“It’s something that, you know, we can’t really comment on right now,” OpenAI chief scientist Ilya Sutskver said when I spoke with members of the GPT-4 team via video call an hour after the announcement. “It’s pretty competitive out there.”
GPT-4 is a multimodal broad-language model, meaning it can respond to both text and images. Give it a photo of the contents of your fridge and ask what you can make, and GPT-4 will try to find recipes that use the ingredients pictured. It’s also great at explaining jokes, says Sutskever. “If you show it a meme, it can tell you why it’s funny.”
Access to GPT-4 will be available to waitlisted users and premium paid ChatGPT Plus subscribers with limited, text-only capacity.
“Continued improvements in many dimensions are remarkable,” says Oren Etzioni at the Allen Institute for AI. “GPT-4 is now the standard against which all foundation models will be evaluated.”
“A good multimodal model has been the holy grail of many large tech labs for the past few years,” says Thomas Wolff, co-founder of Hugging Face, an artificial intelligence startup that follows the open-source, broad-language BLOOM model. “But it remained inevitable.”
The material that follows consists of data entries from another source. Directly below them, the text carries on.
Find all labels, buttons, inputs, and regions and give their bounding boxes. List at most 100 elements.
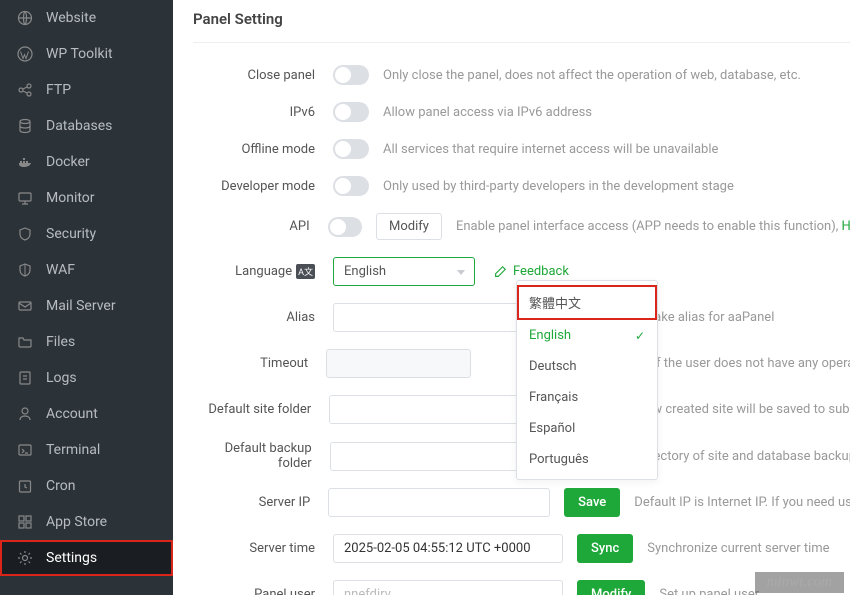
sidebar-item-wp-toolkit[interactable]: WP Toolkit	[0, 36, 173, 72]
sidebar-item-label: Logs	[46, 370, 77, 386]
sidebar-item-mail-server[interactable]: Mail Server	[0, 288, 173, 324]
page-title: Panel Setting	[193, 0, 850, 43]
globe-icon	[16, 10, 34, 26]
label-offline: Offline mode	[193, 142, 333, 157]
api-help-link[interactable]: Help	[842, 219, 850, 234]
server-time-sync-button[interactable]: Sync	[577, 534, 633, 563]
row-server-time: Server time Sync Synchronize current ser…	[193, 534, 850, 563]
grid-icon	[16, 514, 34, 530]
sidebar-item-terminal[interactable]: Terminal	[0, 432, 173, 468]
label-developer: Developer mode	[193, 179, 333, 194]
sidebar-item-label: Cron	[46, 478, 75, 494]
dropdown-option-espanol[interactable]: Español	[517, 413, 657, 444]
server-ip-input[interactable]	[328, 488, 550, 517]
sidebar-item-label: Databases	[46, 118, 112, 134]
row-server-ip: Server IP Save Default IP is Internet IP…	[193, 488, 850, 517]
database-icon	[16, 118, 34, 134]
sidebar-item-label: Terminal	[46, 442, 100, 458]
row-developer: Developer mode Only used by third-party …	[193, 176, 850, 196]
desc-panel-user: Set up panel user	[659, 587, 759, 595]
sidebar-item-security[interactable]: Security	[0, 216, 173, 252]
row-ipv6: IPv6 Allow panel access via IPv6 address	[193, 102, 850, 122]
panel-user-input[interactable]	[333, 580, 563, 595]
sidebar-item-settings[interactable]: Settings	[0, 540, 173, 576]
folder-icon	[16, 334, 34, 350]
dropdown-option-zh-tw[interactable]: 繁體中文	[517, 285, 657, 320]
server-ip-save-button[interactable]: Save	[564, 488, 620, 517]
sidebar-item-label: Security	[46, 226, 96, 242]
sidebar-item-docker[interactable]: Docker	[0, 144, 173, 180]
sidebar-item-app-store[interactable]: App Store	[0, 504, 173, 540]
dropdown-option-label: Português	[529, 452, 589, 467]
toggle-developer[interactable]	[333, 176, 369, 196]
default-backup-input[interactable]	[331, 443, 519, 470]
edit-icon	[493, 265, 507, 279]
shield-icon	[16, 226, 34, 242]
watermark: minwt.com	[755, 572, 844, 593]
sidebar-item-label: Docker	[46, 154, 90, 170]
desc-developer: Only used by third-party developers in t…	[383, 179, 734, 194]
sidebar-item-ftp[interactable]: FTP	[0, 72, 173, 108]
sidebar-item-label: Files	[46, 334, 75, 350]
dropdown-option-label: 繁體中文	[529, 293, 581, 312]
label-api: API	[193, 219, 328, 234]
language-select[interactable]: English	[333, 257, 475, 286]
firewall-icon	[16, 262, 34, 278]
desc-api-text: Enable panel interface access (APP needs…	[456, 219, 842, 234]
clock-icon	[16, 478, 34, 494]
sidebar-item-label: Website	[46, 10, 96, 26]
user-icon	[16, 406, 34, 422]
desc-server-ip: Default IP is Internet IP. If you need u…	[634, 495, 850, 510]
terminal-icon	[16, 442, 34, 458]
timeout-input	[326, 349, 471, 378]
dropdown-option-portugues[interactable]: Português	[517, 444, 657, 475]
desc-default-backup: Directory of site and database backup	[638, 449, 850, 464]
desc-close-panel: Only close the panel, does not affect th…	[383, 68, 801, 83]
default-site-input[interactable]	[330, 396, 517, 423]
dropdown-option-label: Français	[529, 390, 578, 405]
docker-icon	[16, 154, 34, 170]
label-default-site: Default site folder	[193, 402, 329, 417]
label-close-panel: Close panel	[193, 68, 333, 83]
api-modify-button[interactable]: Modify	[376, 213, 442, 240]
monitor-icon	[16, 190, 34, 206]
toggle-api[interactable]	[328, 217, 362, 237]
row-panel-user: Panel user Modify Set up panel user	[193, 580, 850, 595]
server-time-input[interactable]	[333, 534, 563, 563]
logs-icon	[16, 370, 34, 386]
sidebar-item-website[interactable]: Website	[0, 0, 173, 36]
label-server-ip: Server IP	[193, 495, 328, 510]
toggle-close-panel[interactable]	[333, 65, 369, 85]
wordpress-icon	[16, 46, 34, 62]
dropdown-option-english[interactable]: English✓	[517, 320, 657, 351]
sidebar-item-label: WP Toolkit	[46, 46, 113, 62]
panel-user-modify-button[interactable]: Modify	[577, 580, 645, 595]
desc-server-time: Synchronize current server time	[647, 541, 829, 556]
gear-icon	[16, 550, 34, 566]
label-language: LanguageA文	[193, 264, 333, 279]
dropdown-option-label: Español	[529, 421, 575, 436]
feedback-link[interactable]: Feedback	[493, 264, 569, 279]
desc-timeout: If the user does not have any operati	[653, 356, 850, 371]
dropdown-option-francais[interactable]: Français	[517, 382, 657, 413]
sidebar-item-label: Monitor	[46, 190, 95, 206]
sidebar-item-waf[interactable]: WAF	[0, 252, 173, 288]
label-timeout: Timeout	[193, 356, 326, 371]
language-select-value: English	[344, 264, 386, 279]
sidebar-item-monitor[interactable]: Monitor	[0, 180, 173, 216]
feedback-label: Feedback	[513, 264, 569, 279]
toggle-ipv6[interactable]	[333, 102, 369, 122]
desc-default-site: New created site will be saved to subd	[636, 402, 850, 417]
toggle-offline[interactable]	[333, 139, 369, 159]
sidebar-item-label: Settings	[46, 550, 97, 566]
desc-offline: All services that require internet acces…	[383, 142, 718, 157]
sidebar-item-databases[interactable]: Databases	[0, 108, 173, 144]
sidebar-item-label: Mail Server	[46, 298, 116, 314]
sidebar-item-account[interactable]: Account	[0, 396, 173, 432]
dropdown-option-deutsch[interactable]: Deutsch	[517, 351, 657, 382]
translate-icon: A文	[296, 264, 315, 279]
sidebar-item-cron[interactable]: Cron	[0, 468, 173, 504]
sidebar-item-logs[interactable]: Logs	[0, 360, 173, 396]
sidebar-item-files[interactable]: Files	[0, 324, 173, 360]
share-icon	[16, 82, 34, 98]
In theory, combining text and images could allow multimodal models to better understand the world. “It can overcome traditional weaknesses in language models, such as spatial reasoning,” Wolff says.
It is still not clear if this is true for GPT-4. OpenAI’s new model appears to be better at some basic reasoning than ChatGPT, solving simple puzzles like summarizing blocks of text with words starting with the same letter. During my demo on the call, I was shown GPT-4, which summarizes the announcement from OpenAI’s website using words that start with g; Defensive barriers, leadership and achievements were achieved. Huge, groundbreaking and globally gifted.” In another demonstration, GPT-4 accepted a tax document and answered questions about it, giving reasons for their answers.